Sunday, July 22, 2012

Evil Among Us


The recent mass shooting at a movie theater here in Colorado is a classic example of evil. The death of potentially hundreds of people was coldly planned for months. The randomness of the targets suggests that they were but objects in the murderer's mind, with no value as fellow human beings.

Objectification of people, which I've traced as a key enabler of evil, is also at the root of the vast plundering done by people seeking perpetually increasing power for themselves or those they work for. The difference is scale: the theater killer exercised the ultimate power, the power of life and death, over a much smaller number than many leaders of organizations (such as businesses, governments, and religious institutions) have the potential to affect.

Predictably, a lot of attention has been directed toward the issue of accessibility to guns. Guns are relevant only because they are extremely efficient multipliers of power that don't by design ensure that their users are capable, or willing, to exercise a proportional amount of responsibility. Cultural tools, such as education and enforceable laws of behavior need to be in place to fill that gap, and clearly they weren't.

We are left more vulnerable to these kinds of events as cultural tools are disabled, removed, or rendered incapable of being improved or replaced with better ones. Similarly, we are at increasing risk of being harmed when the designs of our tools are left to the whims of people who either can't or won't anticipate and mitigate the tools' potential negative impacts on people and their environments. Without some outside force (such as an all-powerful – and preferably benevolent – deity, for which there is no evidence of existence) to protect us from ourselves, we must rely on each other to instill and exercise responsibility so we can keep the risk of harm to a minimum.

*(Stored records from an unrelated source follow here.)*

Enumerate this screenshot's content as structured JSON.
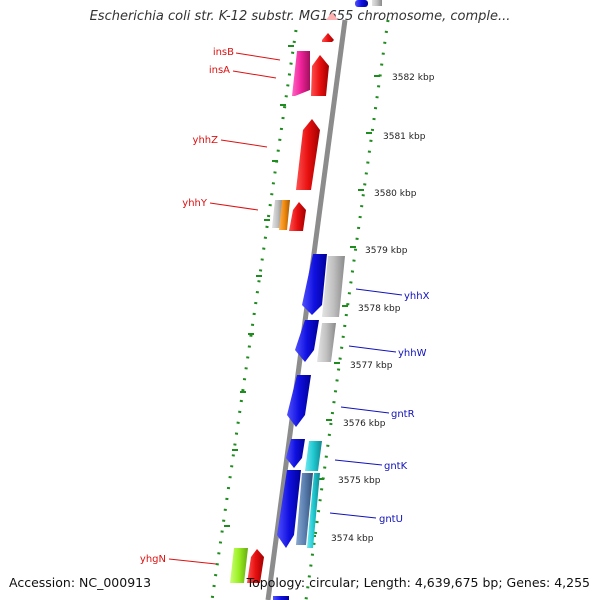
{
  "title": "Escherichia coli str. K-12 substr. MG1655 chromosome, comple...",
  "footer": {
    "accession": "Accession: NC_000913",
    "stats": "Topology: circular; Length: 4,639,675 bp; Genes: 4,255"
  },
  "colors": {
    "backbone": "#8c8c8c",
    "forward_label": "#dd1111",
    "reverse_label": "#1111bb",
    "tick_dots": "#1e8c1e",
    "kbp_text": "#222222"
  },
  "kbp_labels": [
    "3582 kbp",
    "3581 kbp",
    "3580 kbp",
    "3579 kbp",
    "3578 kbp",
    "3577 kbp",
    "3576 kbp",
    "3575 kbp",
    "3574 kbp"
  ],
  "genes_forward": [
    {
      "name": "insB",
      "color": "#ee2299"
    },
    {
      "name": "insA",
      "color": "#e81010"
    },
    {
      "name": "yhhZ",
      "color": "#e81010"
    },
    {
      "name": "yhhY",
      "color": "#e81010"
    },
    {
      "name": "yhgN",
      "color": "#e81010"
    }
  ],
  "genes_reverse": [
    {
      "name": "yhhX",
      "color": "#1010e0"
    },
    {
      "name": "yhhW",
      "color": "#1010e0"
    },
    {
      "name": "gntR",
      "color": "#1010e0"
    },
    {
      "name": "gntK",
      "color": "#1010e0"
    },
    {
      "name": "gntU",
      "color": "#1010e0"
    }
  ],
  "feature_colors": {
    "forward_cds": "#e81010",
    "insertion_element": "#ee2299",
    "reverse_cds": "#1010e0",
    "orf_grey": "#c0c0c0",
    "orange_feature": "#f08a10",
    "cyan_feature": "#20c8d0",
    "steel_feature": "#5a7fb0",
    "lime_feature": "#99ee22"
  }
}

There are some of us who will harm people for reasons that can't be anticipated or offset. They must be deprived of the power to do so, by isolation or other means. To the extent that a society is willing and capable of doing so, it will survive, but it must constantly try to build up its ability to anticipate and mitigate such threats while enabling people to achieve maximum happiness. If we abandon this challenge, we do so at our great peril.